The survey interviewed 1,800 respondents across six Indonesian cities, so it's far from comprehensive. Still, the results are not favorable for Go-Jek, which should be more than able to hold its own against Grab on its home turf.
At stake is an enormous potential market: Indonesia has a population of 250 million people, the largest in Southeast Asia and third in Asia overall after China and India. The Asian Banker has found that Indonesia's digital payments reached $3.32 billion transaction value by the end of 2018, up 380% year-on-year and more than double what analysts had forecast.

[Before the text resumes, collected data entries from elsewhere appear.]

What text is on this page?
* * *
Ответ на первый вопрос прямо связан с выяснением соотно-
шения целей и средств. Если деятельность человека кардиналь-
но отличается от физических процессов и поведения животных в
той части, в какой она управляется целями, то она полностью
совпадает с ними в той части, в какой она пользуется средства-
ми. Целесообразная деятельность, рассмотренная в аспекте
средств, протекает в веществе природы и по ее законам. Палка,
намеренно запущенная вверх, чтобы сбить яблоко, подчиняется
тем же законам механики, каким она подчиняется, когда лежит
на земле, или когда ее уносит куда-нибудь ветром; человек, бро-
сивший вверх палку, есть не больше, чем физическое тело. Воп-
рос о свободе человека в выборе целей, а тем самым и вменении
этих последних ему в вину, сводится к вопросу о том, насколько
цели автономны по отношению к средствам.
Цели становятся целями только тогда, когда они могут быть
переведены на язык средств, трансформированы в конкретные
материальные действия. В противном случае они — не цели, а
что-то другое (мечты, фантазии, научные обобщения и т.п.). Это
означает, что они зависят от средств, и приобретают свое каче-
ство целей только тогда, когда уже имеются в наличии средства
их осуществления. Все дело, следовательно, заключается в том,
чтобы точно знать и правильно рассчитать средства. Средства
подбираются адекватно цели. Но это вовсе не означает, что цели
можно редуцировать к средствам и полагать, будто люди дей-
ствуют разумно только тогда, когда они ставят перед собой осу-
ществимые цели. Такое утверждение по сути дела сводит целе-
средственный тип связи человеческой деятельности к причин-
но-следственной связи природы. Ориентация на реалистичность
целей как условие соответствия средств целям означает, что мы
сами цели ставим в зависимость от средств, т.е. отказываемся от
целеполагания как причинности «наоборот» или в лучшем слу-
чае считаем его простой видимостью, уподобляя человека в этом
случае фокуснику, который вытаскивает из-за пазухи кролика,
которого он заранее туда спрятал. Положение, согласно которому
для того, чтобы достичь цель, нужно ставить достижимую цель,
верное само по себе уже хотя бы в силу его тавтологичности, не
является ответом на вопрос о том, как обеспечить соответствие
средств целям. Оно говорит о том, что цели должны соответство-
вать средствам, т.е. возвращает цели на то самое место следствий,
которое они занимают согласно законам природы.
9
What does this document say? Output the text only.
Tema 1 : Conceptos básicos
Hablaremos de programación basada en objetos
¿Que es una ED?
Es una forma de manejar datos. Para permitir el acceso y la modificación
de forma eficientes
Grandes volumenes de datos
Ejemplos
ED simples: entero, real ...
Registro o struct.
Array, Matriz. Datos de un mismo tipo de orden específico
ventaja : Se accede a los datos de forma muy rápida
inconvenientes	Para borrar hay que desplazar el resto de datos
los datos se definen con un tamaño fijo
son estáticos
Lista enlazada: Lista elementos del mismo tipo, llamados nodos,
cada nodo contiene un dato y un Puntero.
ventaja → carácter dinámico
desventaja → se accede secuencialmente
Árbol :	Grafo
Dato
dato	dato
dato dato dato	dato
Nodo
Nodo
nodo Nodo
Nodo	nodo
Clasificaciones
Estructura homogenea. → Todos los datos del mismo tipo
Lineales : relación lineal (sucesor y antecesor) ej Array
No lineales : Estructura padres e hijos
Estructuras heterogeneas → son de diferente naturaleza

Transaction value could nearly quintuple to $15 billion by 2020.
Analysts say that Indonesian consumers prefer Ovo because it is widely used by retailers, transportation companies, e-commerce platforms and bill payment services, which are among the top applications for digital payments in Indonesia.
Ovo is particularly strong in both offline retail and e-commerce. 63% of the survey's respondents prefer Ovo for retail transactions in physical stores, compared to Go-Pay's 28% and Dana at 7%. For online shopping, Ovo does even better, with a 70% market share. Go-Pay is far behind at 18%. Dana had just an 11% market share.
Like Go-Pay (which began as a ride-hailing app), Ovo didn't begin as a digital wallet. It started out as a loyalty app aimed at the shoppers in the Lippo Group's 70 malls across Indonesia, noted Tech In Asia in a May report. Having access to Lippo's shoppers has always been a big advantage for Ovo. The company said Ovo is now available in 90% of Indonesia's shopping malls.
Ovo last year entered partnerships with both Grab and leading Indonesian e-commerce platform Tokopedia, ultimately building out a formidable digital payments ecosystem that encompasses retail, e-commerce, food delivery and ride-hailing. The tie-up with Tokopedia added the e-commerce giant's 80 million active monthly users to Ovo's existing userbase of 60 million as well as 4 million Tokopedia merchants.